The regulator is under pressure to show it is adequately monitoring the risks an environmental catastrophe such as an oil spill present to the financial system. Critics also say banks blur the line between finance and commerce, a bedrock principle of US banking law, when they serve as commodities merchants.

Mr Tarullo testified at a second day of hearings of the US Senate subcommittee on investigations, which this week published a lengthy report raising concerns about banks’ commodities activities and urging regulators to clamp down.

He said such activities can pose “unique risks”, with potential damages to banks difficult to estimate despite their requirement to buy insurance and build legal structures to insulate commodities units.

“Moreover, just the uncertainty that can come about after a catastrophic event as observers wait to see the ultimate damages could put extraordinary pressure on a financial institution engaged in these activities that could threaten its safety and soundness,” Mr Tarullo said.

When the Fed solicited public comment on the issue in January, it cited the 2010 BP oil spill in the Gulf of Mexico as an example of the kinds of liabilities banks face handling some commodities.

Lawyers for banks argue that liabilities from commodity spills typically are borne by the owners and operators of facilities such as tanks or pipelines, not the owner of the commodity itself.

In any case, many of the dozen banks with Fed permission to trade physical commodities have been trying to reduce their exposure amid public scrutiny and disappointing returns, including JPMorgan Chase, Bank of America and Barclays.

Mr Tarullo said the Fed in 2009 formed a team to examine commodities businesses inside the largest banks.
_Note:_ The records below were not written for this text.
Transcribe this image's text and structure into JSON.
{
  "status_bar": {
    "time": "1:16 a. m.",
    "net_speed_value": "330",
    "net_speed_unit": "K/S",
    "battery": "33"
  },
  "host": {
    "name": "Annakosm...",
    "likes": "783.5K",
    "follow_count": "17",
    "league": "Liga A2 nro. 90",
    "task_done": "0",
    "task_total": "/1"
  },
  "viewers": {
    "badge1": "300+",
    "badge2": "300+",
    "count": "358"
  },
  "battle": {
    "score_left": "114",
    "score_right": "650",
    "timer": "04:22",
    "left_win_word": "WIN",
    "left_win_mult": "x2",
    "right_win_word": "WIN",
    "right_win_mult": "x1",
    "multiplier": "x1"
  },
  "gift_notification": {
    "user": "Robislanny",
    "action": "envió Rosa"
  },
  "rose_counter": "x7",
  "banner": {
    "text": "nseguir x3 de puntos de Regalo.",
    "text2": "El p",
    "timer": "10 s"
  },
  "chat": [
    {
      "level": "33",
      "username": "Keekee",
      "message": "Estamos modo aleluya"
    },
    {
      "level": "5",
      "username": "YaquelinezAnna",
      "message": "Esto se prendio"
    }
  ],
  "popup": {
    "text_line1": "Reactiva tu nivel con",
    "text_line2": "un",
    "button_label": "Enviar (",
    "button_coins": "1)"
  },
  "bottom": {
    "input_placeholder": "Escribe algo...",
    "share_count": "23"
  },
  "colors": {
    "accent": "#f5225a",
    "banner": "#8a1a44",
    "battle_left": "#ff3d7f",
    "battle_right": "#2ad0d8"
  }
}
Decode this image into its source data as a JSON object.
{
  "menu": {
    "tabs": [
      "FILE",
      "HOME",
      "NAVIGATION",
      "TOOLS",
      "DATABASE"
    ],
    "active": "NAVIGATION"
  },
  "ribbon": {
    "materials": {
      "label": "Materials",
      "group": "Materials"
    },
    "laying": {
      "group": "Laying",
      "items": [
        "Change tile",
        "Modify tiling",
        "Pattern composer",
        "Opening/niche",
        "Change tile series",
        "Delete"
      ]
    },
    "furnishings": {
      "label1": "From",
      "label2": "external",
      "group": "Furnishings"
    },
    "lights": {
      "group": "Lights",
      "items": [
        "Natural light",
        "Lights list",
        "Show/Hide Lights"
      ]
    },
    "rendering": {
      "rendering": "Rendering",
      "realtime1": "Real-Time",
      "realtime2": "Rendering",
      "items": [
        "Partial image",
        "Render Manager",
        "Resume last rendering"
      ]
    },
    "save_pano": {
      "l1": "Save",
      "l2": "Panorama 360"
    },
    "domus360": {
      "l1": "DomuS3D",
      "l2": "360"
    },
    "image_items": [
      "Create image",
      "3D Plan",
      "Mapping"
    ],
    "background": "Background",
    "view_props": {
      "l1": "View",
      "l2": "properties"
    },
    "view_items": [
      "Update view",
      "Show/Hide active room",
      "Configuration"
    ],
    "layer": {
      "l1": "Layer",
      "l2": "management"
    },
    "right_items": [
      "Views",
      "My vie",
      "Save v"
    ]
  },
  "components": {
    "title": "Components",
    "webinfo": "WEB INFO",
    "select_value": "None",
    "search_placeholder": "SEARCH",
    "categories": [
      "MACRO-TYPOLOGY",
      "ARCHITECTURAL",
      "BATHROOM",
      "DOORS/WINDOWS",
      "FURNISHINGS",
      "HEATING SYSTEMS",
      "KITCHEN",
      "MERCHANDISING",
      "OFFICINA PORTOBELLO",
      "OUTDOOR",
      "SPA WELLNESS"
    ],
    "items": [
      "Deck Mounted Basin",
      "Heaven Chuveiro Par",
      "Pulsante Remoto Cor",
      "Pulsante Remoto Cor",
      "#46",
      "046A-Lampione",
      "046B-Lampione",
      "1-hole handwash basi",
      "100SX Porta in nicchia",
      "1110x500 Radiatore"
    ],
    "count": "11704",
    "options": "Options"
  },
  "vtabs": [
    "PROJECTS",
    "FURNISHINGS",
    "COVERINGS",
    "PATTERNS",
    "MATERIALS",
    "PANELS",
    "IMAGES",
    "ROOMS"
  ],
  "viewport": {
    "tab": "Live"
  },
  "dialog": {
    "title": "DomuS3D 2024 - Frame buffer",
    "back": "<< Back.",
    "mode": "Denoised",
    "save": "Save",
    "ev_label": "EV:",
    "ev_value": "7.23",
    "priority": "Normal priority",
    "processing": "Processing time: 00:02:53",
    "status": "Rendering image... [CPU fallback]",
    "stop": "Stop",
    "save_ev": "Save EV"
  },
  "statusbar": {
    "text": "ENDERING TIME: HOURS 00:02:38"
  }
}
The Senate subcommittee report cited a 2012 Fed document that found four banks had capital and insurance shortfalls of between $1bn-$15bn to cover “extreme loss scenarios” from commodities, contending taxpayers could be forced to bail them out.
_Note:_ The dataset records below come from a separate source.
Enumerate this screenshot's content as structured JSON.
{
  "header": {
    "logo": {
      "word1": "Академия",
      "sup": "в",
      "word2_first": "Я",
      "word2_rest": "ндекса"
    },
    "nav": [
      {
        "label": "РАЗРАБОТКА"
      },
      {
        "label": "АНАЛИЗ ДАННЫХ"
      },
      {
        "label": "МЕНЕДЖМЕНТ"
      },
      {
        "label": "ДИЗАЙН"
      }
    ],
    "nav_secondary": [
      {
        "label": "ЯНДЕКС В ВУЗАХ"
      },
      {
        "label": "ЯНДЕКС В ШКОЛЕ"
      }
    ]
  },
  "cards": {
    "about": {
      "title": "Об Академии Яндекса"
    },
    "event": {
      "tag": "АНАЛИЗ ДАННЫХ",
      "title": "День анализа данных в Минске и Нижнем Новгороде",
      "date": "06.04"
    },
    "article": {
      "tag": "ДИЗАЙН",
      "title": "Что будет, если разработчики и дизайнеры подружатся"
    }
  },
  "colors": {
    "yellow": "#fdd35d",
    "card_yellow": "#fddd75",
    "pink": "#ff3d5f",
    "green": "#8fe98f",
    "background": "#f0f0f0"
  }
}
Carl Levin, chairman of the subcommittee, said: “The legal arguments advanced by the banks to minimise their liability risk are questionable and likely to be of little comfort in the event of a natural disaster or catastrophic accident. The Federal Reserve should approach those arguments with scepticism and make sure that its responsibility to protect the financial system from 2008-style shocks remains paramount.”